О. повертел головой. Потом перестал вертеть и медленно оглянулся. По коридору со стороны кухни на него ползли старые знакомые: постукивающие друг о друга черпаки, гримасничающие простыни, трепещущее Боевое Знамя («Эх, Диана!»), на ходу восстанавливающийся Воинственный Дух….
— Да вы что, вообще страха не боитесь! — крикнул О. — Да вы знаете, кто я?! Я — лейтенант О.!
Прозвучало несколько напыщенно, но движение слегка замедлилось. Это приободрило лейтенанта.
— Да я Омордня голыми руками! И вас всех! В нарядах сгною! Отчислю без права восстановления! В мешок захотели?!
«Причём тут мешок? — сам себе удивился О. — Какой ещё мешок?»
Но нападающие почему-то занервничали. Кое-кто ещё двигался по инерции, но большинство подалось назад.

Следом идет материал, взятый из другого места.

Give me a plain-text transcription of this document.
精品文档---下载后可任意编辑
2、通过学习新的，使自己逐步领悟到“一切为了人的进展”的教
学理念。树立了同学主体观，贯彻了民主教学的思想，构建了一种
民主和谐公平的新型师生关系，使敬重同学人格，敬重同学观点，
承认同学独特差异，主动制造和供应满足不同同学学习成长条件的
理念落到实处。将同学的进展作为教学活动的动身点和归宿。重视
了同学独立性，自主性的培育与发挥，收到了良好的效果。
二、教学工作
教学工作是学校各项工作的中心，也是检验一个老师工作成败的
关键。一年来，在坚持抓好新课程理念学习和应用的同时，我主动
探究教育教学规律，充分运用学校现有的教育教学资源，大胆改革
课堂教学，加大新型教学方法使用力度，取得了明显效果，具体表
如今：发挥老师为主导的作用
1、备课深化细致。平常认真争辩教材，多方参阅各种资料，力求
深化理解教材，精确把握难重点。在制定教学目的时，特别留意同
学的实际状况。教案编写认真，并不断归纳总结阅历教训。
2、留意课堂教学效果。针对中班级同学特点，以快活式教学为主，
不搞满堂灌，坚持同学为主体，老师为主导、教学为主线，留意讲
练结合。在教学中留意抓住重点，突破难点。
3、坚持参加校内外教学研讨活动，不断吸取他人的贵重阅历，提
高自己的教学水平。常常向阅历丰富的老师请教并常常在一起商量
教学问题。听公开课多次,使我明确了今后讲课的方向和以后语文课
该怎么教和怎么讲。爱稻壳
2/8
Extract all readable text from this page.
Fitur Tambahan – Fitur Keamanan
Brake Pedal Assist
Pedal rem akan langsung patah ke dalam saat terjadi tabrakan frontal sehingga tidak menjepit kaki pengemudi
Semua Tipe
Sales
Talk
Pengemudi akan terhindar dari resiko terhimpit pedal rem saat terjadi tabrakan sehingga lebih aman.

«Что ж я такой тупой? — огорчился лейтенант. — Как же я сразу не догадался? Это же не курсанты, переодетые кошмарами! Это кошмары и есть! А я чуть было не испугался!»
Он решительно шагнул к разношёрстной банде:
— Слушать мою команду, чучела! Кругом! Шагом марш!
Но чучела команды не выполнили, наоборот, вдруг оживились и подались вперёд.
— Эй, боец, — хрипло произнесли сзади.
О. развернулся.
Из каптёрки, окутанный зеленоватой дымкой, выплывал громадный старослужащий ефрейтор — помятый, потёртый, небритый и несомненно, неоспоримо, неотвратимо неадекватный.
Вся решительность лейтенанта испарилась, как будто её никогда и не было. О. ни разу не видел этот кошмар, но узнал его сразу. Злой Дембель.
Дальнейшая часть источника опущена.